Shares of the world’s largest listed palm oil firm Wilmar International (WLIL.SI) rose as much as 2.5% on Tuesday, lifted by expectations it will benefit from higher sugar prices and on hopes that China may remove price limits on edible oils.
At 10:00 a.m., shares of Wilmar were 1.2% higher at $5.72 with over 3.9 million shares changing hands.
At 10:00 a.m., shares of Wilmar were 1.2% higher at $5.72 with over 3.9 million shares changing hands.
“Higher sugar prices are expected to benefit Wilmar in the coming few quarters following its acquisition of Sucrogen,” said a local trader.
Wilmar bought Sucrogen last year for US$1.5 billion ($1.82 billion). It is the world’s second largest exporter of raw sugar and Australia’s top maker of sugar-based ethanol.

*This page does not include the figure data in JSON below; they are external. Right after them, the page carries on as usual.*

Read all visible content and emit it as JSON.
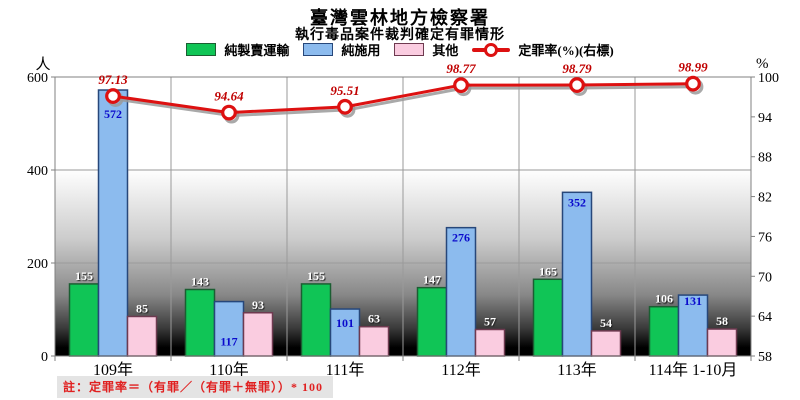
{
  "title": "臺灣雲林地方檢察署",
  "subtitle": "執行毒品案件裁判確定有罪情形",
  "footnote": "註：定罪率＝（有罪／（有罪＋無罪））* 100",
  "left_axis": {
    "title": "人",
    "min": 0,
    "max": 600,
    "ticks": [
      0,
      200,
      400,
      600
    ]
  },
  "right_axis": {
    "title": "%",
    "min": 58,
    "max": 100,
    "ticks": [
      58,
      64,
      70,
      76,
      82,
      88,
      94,
      100
    ]
  },
  "chart_data": {
    "type": "bar",
    "title": "臺灣雲林地方檢察署 執行毒品案件裁判確定有罪情形",
    "categories": [
      "109年",
      "110年",
      "111年",
      "112年",
      "113年",
      "114年 1-10月"
    ],
    "left_ylim": [
      0,
      600
    ],
    "right_ylim": [
      58,
      100
    ],
    "grid": "on",
    "legend_position": "top",
    "series": [
      {
        "name": "純製賣運輸",
        "type": "bar",
        "axis": "left",
        "color": "#10C556",
        "border": "#1B5E32",
        "label_color": "#ffffff",
        "values": [
          155,
          143,
          155,
          147,
          165,
          106
        ]
      },
      {
        "name": "純施用",
        "type": "bar",
        "axis": "left",
        "color": "#8CBBEE",
        "border": "#27477A",
        "label_color": "#0A0ACC",
        "values": [
          572,
          117,
          101,
          276,
          352,
          131
        ],
        "label_dy": [
          28,
          44,
          18,
          14,
          14,
          10
        ]
      },
      {
        "name": "其他",
        "type": "bar",
        "axis": "left",
        "color": "#FACCE0",
        "border": "#6E3A50",
        "label_color": "#ffffff",
        "values": [
          85,
          93,
          63,
          57,
          54,
          58
        ]
      },
      {
        "name": "定罪率(%)(右標)",
        "type": "line",
        "axis": "right",
        "color": "#DD1111",
        "marker": "open-circle",
        "label_color": "#C00000",
        "values": [
          97.13,
          94.64,
          95.51,
          98.77,
          98.79,
          98.99
        ]
      }
    ]
  }
}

JPMorgan also upgraded Wilmar to overweight from neutral and raised its target price to $6.50 from $5.40.
“Rising sugar prices are a positive for Wilmar, as there is a profit-sharing mechanism between Sucrogen and the Australian cane grower, which allows Wilmar to enjoy one third of the profits,” said Credit Suisse in a report.
Sugar prices have risen about 40% since a year ago, the brokerage noted.